Dr. Slamon noted that one true key is to have really good data and follow them. “We were told multiple times that ideas we came up with didn’t make sense, and there were preconceived notions that they wouldn’t work, and then there were the data. And you just look at the data, and they keep showing the same thing. You have to, at some point, begin to believe the data, as opposed to your preconceived notions, and I think that is what has carried us a long way. It’s not that we haven’t had wrong ideas—we’ve had plenty—but then the data tell us which direction to go in. And we’ve been able to convince other people now that critical analysis of the data, as long as the biology is done really well, can take you in the right direction,” he said.

Decompression Time

How does a super-busy oncology researcher wind down from the rigors of his career? “I really enjoy fishing and doing things outdoors, especially in the mountains in terms of backcountry exploration. I have two grown children and grandchildren, so they are a really exciting part of life that I find every bit as rewarding as parenting. I’ve had a wonderful life and have been blessed, for sure. I’ve had great colleagues, great friendships outside of medicine, and a family who’s been very supportive of my academic pursuits.”

Words of Advice

Asked to share a word or two of advice for young doctors thinking about pursuing a career in oncology, Dr. Slamon said: “Obviously, I’m biased, but I think oncology is the most exciting field in medicine, combining cutting-edge science, research, and intimate patient care. Cancer has taught us so much and led the way in molecular medicine and molecular therapeutics in ways that surprised everyone. It went from a field where we were pretty primitive in our approaches to treating a disease to being relatively sophisticated. There’s still a lot more to do, and with the technology we have available to us today, it’s an exciting time for young people to become involved in cancer and oncology. I know ASCO plays a big role in trying to excite and engage young investigators, and that’s a very positive thing to do. I encourage people to jump in, get involved, and enjoy the ride.” 

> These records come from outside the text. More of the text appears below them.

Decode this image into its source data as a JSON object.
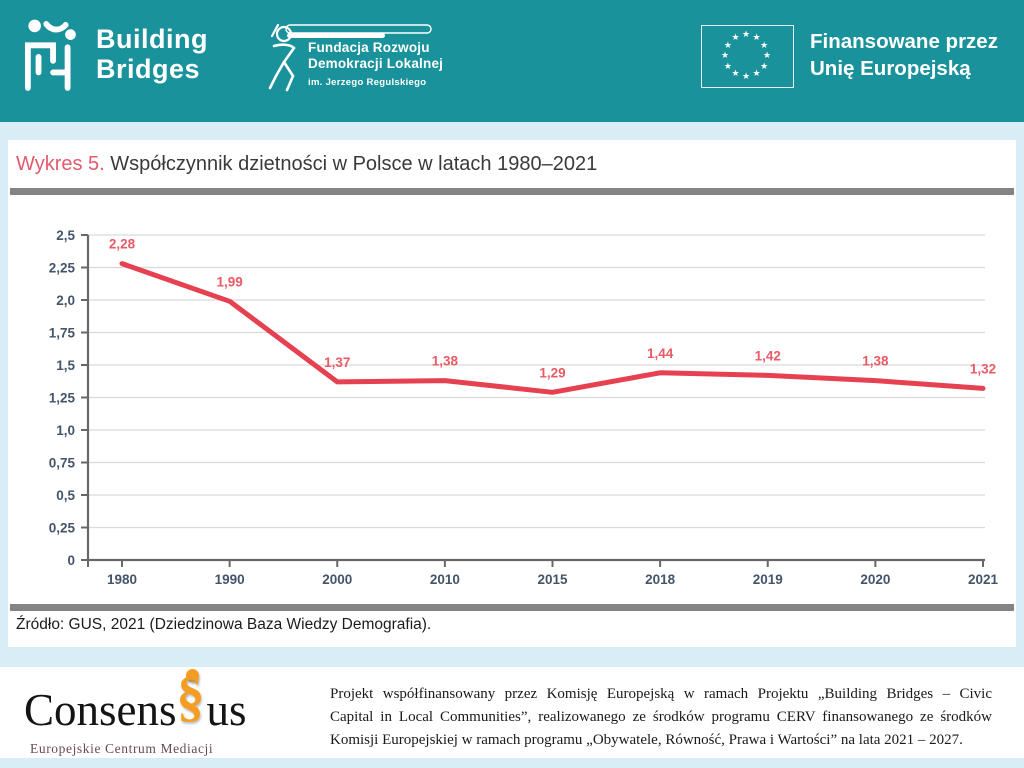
{
  "header": {
    "building_bridges": {
      "line1": "Building",
      "line2": "Bridges"
    },
    "frdl": {
      "line1": "Fundacja Rozwoju",
      "line2": "Demokracji Lokalnej",
      "subtitle": "im. Jerzego Regulskiego"
    },
    "eu": {
      "line1": "Finansowane przez",
      "line2": "Unię Europejską"
    }
  },
  "chart_section": {
    "title_prefix": "Wykres 5.",
    "title_rest": " Współczynnik dzietności w Polsce w latach 1980–2021",
    "source": "Źródło: GUS, 2021 (Dziedzinowa Baza Wiedzy Demografia)."
  },
  "chart_data": {
    "type": "line",
    "title": "Współczynnik dzietności w Polsce w latach 1980–2021",
    "categories": [
      "1980",
      "1990",
      "2000",
      "2010",
      "2015",
      "2018",
      "2019",
      "2020",
      "2021"
    ],
    "values": [
      2.28,
      1.99,
      1.37,
      1.38,
      1.29,
      1.44,
      1.42,
      1.38,
      1.32
    ],
    "point_labels": [
      "2,28",
      "1,99",
      "1,37",
      "1,38",
      "1,29",
      "1,44",
      "1,42",
      "1,38",
      "1,32"
    ],
    "y_tick_labels": [
      "0",
      "0,25",
      "0,5",
      "0,75",
      "1,0",
      "1,25",
      "1,5",
      "1,75",
      "2,0",
      "2,25",
      "2,5"
    ],
    "ylim": [
      0,
      2.5
    ],
    "y_step": 0.25,
    "grid": true,
    "legend": "none",
    "line_color": "#e54150",
    "label_color": "#e85a64",
    "axis_text_color": "#44546a",
    "axis_line_color": "#686868",
    "grid_color": "#d9d9d9"
  },
  "footer": {
    "consensus": {
      "part1": "Consens",
      "symbol": "§",
      "part2": "us",
      "subtitle": "Europejskie Centrum Mediacji"
    },
    "lines": [
      "Projekt współfinansowany przez Komisję Europejską w ramach Projektu „Building Bridges – Civic",
      "Capital in Local Communities”, realizowanego ze środków programu CERV finansowanego ze środków",
      "Komisji Europejskiej w ramach programu „Obywatele, Równość, Prawa i Wartości” na lata 2021 – 2027."
    ]
  },
  "colors": {
    "header_teal": "#1a929b",
    "page_blue": "#d9edf7",
    "divider_gray": "#848484"
  }
}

DISCLOSURE: Dr. Slamon has served in a leadership role for 1200 Pharma, BioMarin Pharmaceutical, and Torl Biotherapeutics; has stock and other ownership interests in Amgen, BioMarin Pharmaceutical, Merck Sharp & Dohme, Pfizer, Seagen, and Vertex; has received honoraria from Novartis; has served as a consultant or advisor to Eli Lilly, Novartis, Pfizer, and Seagen; has received research funding from Novartis and Pfizer; and has received reimbursement for travel, accommodations, and expenses from BioMarin Pharmaceutical, Novartis, and Pfizer.